Pretty sure, anyway.
It had been a part of my life for so long, always in one way or another, but I’d never actually chosen it. Thinking back, I only really felt alive when I was on a mission. Sure, I was very happy to support the worthy causes, but if I never at another piece of dry chicken while listening to golf talk it would be too soon. I realized I’d been drifting or maybe just gliding along in the grooves laid out by my father and those who came before him. Had they enjoyed it?
And, even more important, I was going to review the causes I endorsed. I’d simply continued giving, with little thought as to whether they were important to me or even well run, relevant to modern times. I wouldn’t be surprised to find a donation to “Save the T-rex” in my tax return.

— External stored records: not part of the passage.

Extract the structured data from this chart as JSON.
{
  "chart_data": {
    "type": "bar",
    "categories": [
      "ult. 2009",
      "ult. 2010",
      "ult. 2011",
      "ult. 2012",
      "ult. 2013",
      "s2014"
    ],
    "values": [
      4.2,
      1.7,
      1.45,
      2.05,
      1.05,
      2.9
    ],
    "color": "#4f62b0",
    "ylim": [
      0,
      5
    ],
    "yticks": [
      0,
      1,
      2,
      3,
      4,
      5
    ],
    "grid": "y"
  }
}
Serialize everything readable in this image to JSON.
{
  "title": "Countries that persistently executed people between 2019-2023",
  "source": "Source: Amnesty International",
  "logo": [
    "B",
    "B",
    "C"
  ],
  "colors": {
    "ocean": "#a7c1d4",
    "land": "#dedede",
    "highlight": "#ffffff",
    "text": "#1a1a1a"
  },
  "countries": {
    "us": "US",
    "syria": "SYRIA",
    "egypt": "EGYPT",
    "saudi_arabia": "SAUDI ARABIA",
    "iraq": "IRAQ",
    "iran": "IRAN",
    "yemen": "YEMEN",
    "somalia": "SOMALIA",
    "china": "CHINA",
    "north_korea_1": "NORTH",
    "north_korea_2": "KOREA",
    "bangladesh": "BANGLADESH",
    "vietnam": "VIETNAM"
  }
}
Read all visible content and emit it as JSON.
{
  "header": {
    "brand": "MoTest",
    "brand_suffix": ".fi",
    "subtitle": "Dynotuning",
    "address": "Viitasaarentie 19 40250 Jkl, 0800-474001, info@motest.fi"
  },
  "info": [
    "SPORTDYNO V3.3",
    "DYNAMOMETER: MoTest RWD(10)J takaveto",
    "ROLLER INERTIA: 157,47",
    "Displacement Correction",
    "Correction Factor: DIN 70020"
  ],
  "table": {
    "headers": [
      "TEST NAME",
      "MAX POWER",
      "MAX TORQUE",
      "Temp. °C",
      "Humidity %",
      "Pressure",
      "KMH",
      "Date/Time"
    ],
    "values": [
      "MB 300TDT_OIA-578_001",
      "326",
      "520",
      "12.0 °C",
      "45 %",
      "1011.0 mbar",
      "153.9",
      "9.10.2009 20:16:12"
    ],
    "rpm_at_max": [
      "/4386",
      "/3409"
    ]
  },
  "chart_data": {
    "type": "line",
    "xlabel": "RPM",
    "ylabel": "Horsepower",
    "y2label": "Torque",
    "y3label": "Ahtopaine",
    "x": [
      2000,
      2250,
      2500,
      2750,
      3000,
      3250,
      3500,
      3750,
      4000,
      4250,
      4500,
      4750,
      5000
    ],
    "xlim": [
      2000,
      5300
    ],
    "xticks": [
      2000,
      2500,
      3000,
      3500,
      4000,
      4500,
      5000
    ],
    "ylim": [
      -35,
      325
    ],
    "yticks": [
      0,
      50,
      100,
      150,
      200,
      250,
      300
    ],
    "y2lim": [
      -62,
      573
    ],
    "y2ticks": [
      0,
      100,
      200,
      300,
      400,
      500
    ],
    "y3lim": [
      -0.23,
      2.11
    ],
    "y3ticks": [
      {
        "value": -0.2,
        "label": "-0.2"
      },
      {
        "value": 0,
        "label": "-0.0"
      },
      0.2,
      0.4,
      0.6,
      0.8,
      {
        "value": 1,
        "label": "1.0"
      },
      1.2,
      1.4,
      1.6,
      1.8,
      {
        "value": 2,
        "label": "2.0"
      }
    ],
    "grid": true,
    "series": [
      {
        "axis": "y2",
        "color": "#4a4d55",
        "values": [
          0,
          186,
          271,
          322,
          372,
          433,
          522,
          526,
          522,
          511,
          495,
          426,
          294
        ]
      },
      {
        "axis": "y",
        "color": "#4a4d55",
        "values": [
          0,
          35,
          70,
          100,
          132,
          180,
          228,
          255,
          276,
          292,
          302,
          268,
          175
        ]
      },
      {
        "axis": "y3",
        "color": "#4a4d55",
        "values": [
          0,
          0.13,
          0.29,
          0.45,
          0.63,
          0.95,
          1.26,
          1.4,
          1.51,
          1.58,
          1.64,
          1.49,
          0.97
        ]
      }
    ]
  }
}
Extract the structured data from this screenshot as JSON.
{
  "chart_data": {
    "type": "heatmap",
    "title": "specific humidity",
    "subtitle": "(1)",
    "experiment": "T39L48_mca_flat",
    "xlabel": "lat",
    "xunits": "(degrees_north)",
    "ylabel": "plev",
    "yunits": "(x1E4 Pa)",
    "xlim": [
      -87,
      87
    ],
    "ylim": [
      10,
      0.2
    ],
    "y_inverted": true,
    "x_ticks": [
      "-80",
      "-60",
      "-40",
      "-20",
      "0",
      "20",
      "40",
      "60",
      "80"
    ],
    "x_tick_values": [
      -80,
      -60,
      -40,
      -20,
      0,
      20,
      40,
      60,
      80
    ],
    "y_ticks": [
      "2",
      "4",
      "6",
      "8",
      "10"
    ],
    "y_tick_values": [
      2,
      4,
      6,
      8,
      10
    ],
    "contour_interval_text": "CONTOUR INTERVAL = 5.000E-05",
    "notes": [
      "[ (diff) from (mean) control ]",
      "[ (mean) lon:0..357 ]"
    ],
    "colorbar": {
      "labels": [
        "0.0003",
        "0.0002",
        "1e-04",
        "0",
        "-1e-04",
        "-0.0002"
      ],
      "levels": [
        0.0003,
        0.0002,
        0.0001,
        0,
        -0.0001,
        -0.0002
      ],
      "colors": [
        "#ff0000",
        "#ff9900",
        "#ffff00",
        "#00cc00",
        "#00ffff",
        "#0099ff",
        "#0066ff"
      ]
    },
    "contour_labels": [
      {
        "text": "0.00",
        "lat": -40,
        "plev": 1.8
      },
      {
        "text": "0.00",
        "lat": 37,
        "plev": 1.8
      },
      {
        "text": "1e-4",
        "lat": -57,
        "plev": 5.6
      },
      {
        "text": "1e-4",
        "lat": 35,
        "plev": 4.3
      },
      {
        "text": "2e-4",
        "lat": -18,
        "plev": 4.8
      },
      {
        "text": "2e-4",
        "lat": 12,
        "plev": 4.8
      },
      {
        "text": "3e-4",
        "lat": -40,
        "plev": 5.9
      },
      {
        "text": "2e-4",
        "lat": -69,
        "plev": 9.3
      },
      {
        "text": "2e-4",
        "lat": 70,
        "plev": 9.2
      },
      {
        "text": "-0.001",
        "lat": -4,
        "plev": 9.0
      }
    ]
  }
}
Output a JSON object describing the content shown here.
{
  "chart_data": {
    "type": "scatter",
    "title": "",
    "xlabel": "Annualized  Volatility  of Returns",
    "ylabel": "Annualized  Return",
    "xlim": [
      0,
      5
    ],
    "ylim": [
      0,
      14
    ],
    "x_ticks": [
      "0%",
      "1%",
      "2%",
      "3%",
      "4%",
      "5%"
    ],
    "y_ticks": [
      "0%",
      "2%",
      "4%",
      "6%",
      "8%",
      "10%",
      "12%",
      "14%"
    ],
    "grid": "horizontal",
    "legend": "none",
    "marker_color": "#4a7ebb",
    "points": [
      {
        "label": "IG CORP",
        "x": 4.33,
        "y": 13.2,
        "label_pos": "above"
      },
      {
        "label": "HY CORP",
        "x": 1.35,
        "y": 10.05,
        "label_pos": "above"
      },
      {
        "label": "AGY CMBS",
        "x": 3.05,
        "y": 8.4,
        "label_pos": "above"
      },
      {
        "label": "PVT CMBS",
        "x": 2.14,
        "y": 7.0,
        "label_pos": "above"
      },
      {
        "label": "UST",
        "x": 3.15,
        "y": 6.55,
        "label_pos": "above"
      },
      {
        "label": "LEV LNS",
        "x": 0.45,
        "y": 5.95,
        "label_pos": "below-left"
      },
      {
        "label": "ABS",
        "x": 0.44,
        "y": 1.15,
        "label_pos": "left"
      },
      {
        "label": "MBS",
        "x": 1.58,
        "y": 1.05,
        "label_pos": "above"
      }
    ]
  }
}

I didn’t want to leave anyone worthy out in the cold, but I had a foundation in mind, one for which I would do more than write checks and eat bad meals. One that would require a lot more of my time, and, if they were willing, that of my mates.
But first, before taking on a cause much larger, we had some local unicorns to save. Because, once they were auctioned off, they could end up anywhere in the world, well out of our reach.
“Whatever you do,” Sasha said, “don’t tell Samuel what we’re on our way to do.”